Гавриил показал взглядом на Ямалетдинова и на его слушателей.
— Ямалетдинов и Прокопочкин договорились до ничего, — пояснил со страхом в глазах он. — Ямалетдинов сказал, что аллаха нет. Он не верит в того, кого нет в жизни, при нем. Своих мулл, если б он имел власть, повесил бы немедленно на осинах, — муллы имеются в жизни и, как клопы, сосут кровь из таких, как он, бедняков. Прокопочкин пожал Ямалетдинову руку и ответил ему: «Я тоже не верю в бога — его нет. Он даже не дым, который глаза точит. Но попы есть… Попы и монахи». Ах, если б ты, Ананий Андреевич, слышал… — Гавриил дернул головой, закатил глаза, побледнел.
— А тебе что? — спросил я. — Ведь ты не поп… и не мулла?
— Он выше — херувим из-под лежанки, — сказал Первухин и рассмеялся. — Верно, Гаврюша?
Монашек вскочил, запахнул халат на грузном животе и выбежал в коридор.

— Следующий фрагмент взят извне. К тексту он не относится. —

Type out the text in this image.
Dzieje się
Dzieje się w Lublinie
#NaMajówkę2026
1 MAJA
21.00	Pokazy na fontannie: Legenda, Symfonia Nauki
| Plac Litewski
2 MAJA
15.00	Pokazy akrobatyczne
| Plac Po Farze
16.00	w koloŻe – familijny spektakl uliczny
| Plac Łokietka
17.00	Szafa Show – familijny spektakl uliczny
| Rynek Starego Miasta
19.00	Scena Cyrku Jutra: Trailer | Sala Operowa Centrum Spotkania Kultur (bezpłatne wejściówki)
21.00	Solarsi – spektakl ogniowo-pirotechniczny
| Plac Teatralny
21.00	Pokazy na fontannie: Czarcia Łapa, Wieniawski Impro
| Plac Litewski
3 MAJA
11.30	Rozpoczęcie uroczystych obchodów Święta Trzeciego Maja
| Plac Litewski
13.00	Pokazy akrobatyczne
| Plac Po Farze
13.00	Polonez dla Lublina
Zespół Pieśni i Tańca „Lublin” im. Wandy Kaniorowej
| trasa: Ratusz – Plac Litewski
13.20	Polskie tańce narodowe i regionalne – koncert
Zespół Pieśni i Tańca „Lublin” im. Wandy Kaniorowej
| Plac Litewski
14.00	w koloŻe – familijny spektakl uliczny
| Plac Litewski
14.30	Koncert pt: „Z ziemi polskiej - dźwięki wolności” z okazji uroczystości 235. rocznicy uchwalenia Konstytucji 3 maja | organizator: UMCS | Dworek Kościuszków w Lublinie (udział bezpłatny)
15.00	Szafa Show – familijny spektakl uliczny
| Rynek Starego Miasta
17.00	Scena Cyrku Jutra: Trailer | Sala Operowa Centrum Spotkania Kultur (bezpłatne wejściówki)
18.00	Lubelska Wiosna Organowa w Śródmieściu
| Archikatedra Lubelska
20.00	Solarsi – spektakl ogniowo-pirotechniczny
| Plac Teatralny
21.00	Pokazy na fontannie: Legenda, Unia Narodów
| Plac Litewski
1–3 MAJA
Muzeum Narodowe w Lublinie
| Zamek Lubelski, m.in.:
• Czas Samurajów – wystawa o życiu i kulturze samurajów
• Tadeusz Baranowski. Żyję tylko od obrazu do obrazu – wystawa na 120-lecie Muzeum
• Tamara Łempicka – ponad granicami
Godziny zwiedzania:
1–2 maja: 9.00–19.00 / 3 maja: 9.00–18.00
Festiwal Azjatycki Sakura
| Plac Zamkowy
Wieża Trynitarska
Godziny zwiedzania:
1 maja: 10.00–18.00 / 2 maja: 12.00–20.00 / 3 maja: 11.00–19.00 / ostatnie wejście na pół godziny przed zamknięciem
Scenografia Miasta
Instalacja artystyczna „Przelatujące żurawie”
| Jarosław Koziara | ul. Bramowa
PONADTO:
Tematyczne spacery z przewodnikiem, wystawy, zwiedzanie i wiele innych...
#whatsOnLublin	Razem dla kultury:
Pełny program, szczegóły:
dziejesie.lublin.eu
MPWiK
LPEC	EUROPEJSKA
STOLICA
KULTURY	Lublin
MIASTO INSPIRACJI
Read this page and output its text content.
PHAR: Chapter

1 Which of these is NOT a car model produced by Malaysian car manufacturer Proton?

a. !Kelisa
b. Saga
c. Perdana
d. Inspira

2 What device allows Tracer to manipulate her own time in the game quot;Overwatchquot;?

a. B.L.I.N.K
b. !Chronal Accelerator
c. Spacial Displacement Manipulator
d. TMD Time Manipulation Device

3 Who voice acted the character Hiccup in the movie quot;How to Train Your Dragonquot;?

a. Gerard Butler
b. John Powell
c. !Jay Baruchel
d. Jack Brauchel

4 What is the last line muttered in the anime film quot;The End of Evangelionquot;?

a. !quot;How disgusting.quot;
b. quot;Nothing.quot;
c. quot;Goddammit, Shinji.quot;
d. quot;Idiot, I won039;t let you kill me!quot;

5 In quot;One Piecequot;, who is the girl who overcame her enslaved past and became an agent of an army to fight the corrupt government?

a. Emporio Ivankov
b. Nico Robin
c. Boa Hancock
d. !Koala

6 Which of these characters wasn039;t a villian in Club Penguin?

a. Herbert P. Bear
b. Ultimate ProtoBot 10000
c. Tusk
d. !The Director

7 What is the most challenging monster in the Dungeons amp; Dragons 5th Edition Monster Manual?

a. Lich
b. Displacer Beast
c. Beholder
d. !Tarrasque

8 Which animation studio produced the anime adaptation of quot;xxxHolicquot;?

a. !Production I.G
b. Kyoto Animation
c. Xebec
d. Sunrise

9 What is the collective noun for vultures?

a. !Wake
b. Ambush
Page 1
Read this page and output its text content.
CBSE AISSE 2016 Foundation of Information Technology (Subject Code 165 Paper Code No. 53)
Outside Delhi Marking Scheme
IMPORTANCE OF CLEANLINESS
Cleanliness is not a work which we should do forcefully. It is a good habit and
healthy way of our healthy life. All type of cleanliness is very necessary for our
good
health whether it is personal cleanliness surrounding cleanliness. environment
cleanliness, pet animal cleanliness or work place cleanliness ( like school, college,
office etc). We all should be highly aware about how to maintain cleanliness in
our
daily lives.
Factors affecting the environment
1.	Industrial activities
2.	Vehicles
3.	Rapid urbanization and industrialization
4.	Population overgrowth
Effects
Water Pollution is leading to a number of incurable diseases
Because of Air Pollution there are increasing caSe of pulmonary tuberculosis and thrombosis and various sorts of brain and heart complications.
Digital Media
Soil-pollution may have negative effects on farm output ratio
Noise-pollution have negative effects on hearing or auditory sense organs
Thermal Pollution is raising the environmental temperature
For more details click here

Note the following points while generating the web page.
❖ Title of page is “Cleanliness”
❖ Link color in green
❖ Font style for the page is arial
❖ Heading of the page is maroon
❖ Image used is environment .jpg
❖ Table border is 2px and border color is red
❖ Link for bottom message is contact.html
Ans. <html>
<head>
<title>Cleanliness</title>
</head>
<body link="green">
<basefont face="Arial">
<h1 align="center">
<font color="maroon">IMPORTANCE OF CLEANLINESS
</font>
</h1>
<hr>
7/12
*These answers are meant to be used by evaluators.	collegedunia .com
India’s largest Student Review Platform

— Ананий Андреевич, — обратился Синюков, — подсаживайся к нам. Ямалетдинов и Прокопочкин сказки по очереди рассказывают. На спор, кто больше знает их. А мы слушаем. Занятные. То смешные, то грустные. То смеяться хочется, то плакать от них. Ты за кого держишь пари: за Ямалетдинова или Прокопочкина? Я за Мени…
Мени Ямалетдинов поднял черные глаза, улыбнулся.
— Ой, Ананий Андреевич, Прокопочкин больше меня сказок знает. Моя, знать, проиграла?
— Смотри, Мени, — предупредил Синюков, — не подводи. Если побьет сказками тебя Прокопочкин, то я проигрываю сестрице Смирновой две плитки шоколаду «Гала-Петер».
— А если моя возьмет, то что берешь с такой красавицы? — щуря бронзовые глаза, спросил хитровато Ямалетдинов у Синюкова.
— Я все, что сестрица подарит, возьму, — ответил Синюков, — у нее для меня, Мени, одни хорошие подарки.
— Это правда?! — воскликнул Ямалетдинов. — У честных людей одни только хорошие подарки. Ты счастливый человек, Синюков. Теперь, — метнул он взгляд на Прокопочкина, — твоя очередь. Говори, Прокопочка. Они, — он тряхнул головой, — слушать будут. И моя слушать станет.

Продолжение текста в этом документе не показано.